The ability to recreate computational results provides a solid foundation for scientific research. Yet, reproducibility and getting identical results with the original data, code, and environment are challenging, due to many uncontrolled or undocumented variability factors. When reproduction is achieved, replicability can be envisioned to check whether conclusions still hold or generalize when well-controlled changes—created by inevitable software variability—are introduced. In this talk, I will first provide evidence that deep software variability — spanning operating systems, compilers, input data, versions, and configurations, etc. — is impacting reproducibility and replicability in numerous fiels of computational science. I will then present an approach based on "modelling, sampling, measuring, learning" to systematically explore variability spaces of neuroimaging pipelines. I will also illustrate how Masters` students et INSA Rennes leverage variability to reproduce and replicate studies in soccer, chess, and energy consumption.
Throughout this talk, I will try to convince the audience that software-engineering and variability researchers have a key role to play for truly replicable science.
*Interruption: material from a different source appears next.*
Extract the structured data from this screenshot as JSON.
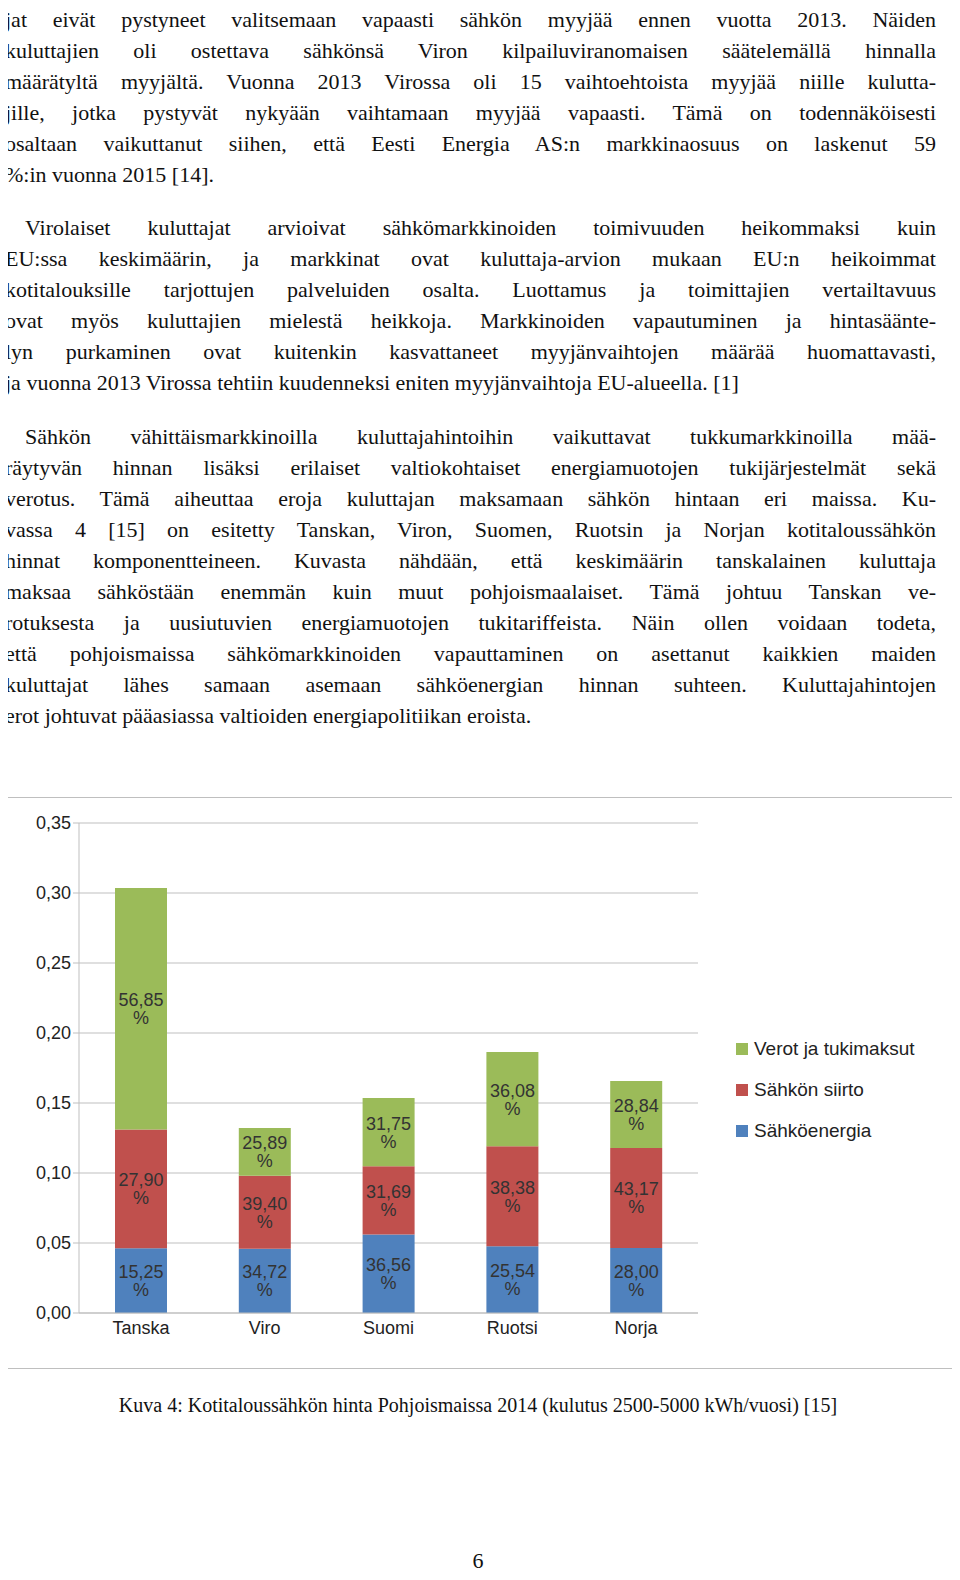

Mathieu Acher is Professor at University of Rennes/IRISA/Inria, France. His research focuses on modelling, reverse engineering, and learning (deep) variability of software-intensive systems. Beyond its applicability, his research is original in combining software engineering and artificial intelligence techniques (symbolic reasoning, machine learning, generative AI). He is the author of more than 150 peer-reviewed publications in international journals and conferences. His work has received Most Influential Paper Award (SLE’19) and Best Paper Awards (SPLC’13, ICPE’19, SPLC’21, ICSR’22, MODELS’23, AST'24, ISSTA'24). Since 2021, he is a junior research fellow at Institut Universitaire de France (IUF). He is also co-chairing the défi Inria LLM4Code (2024-2028).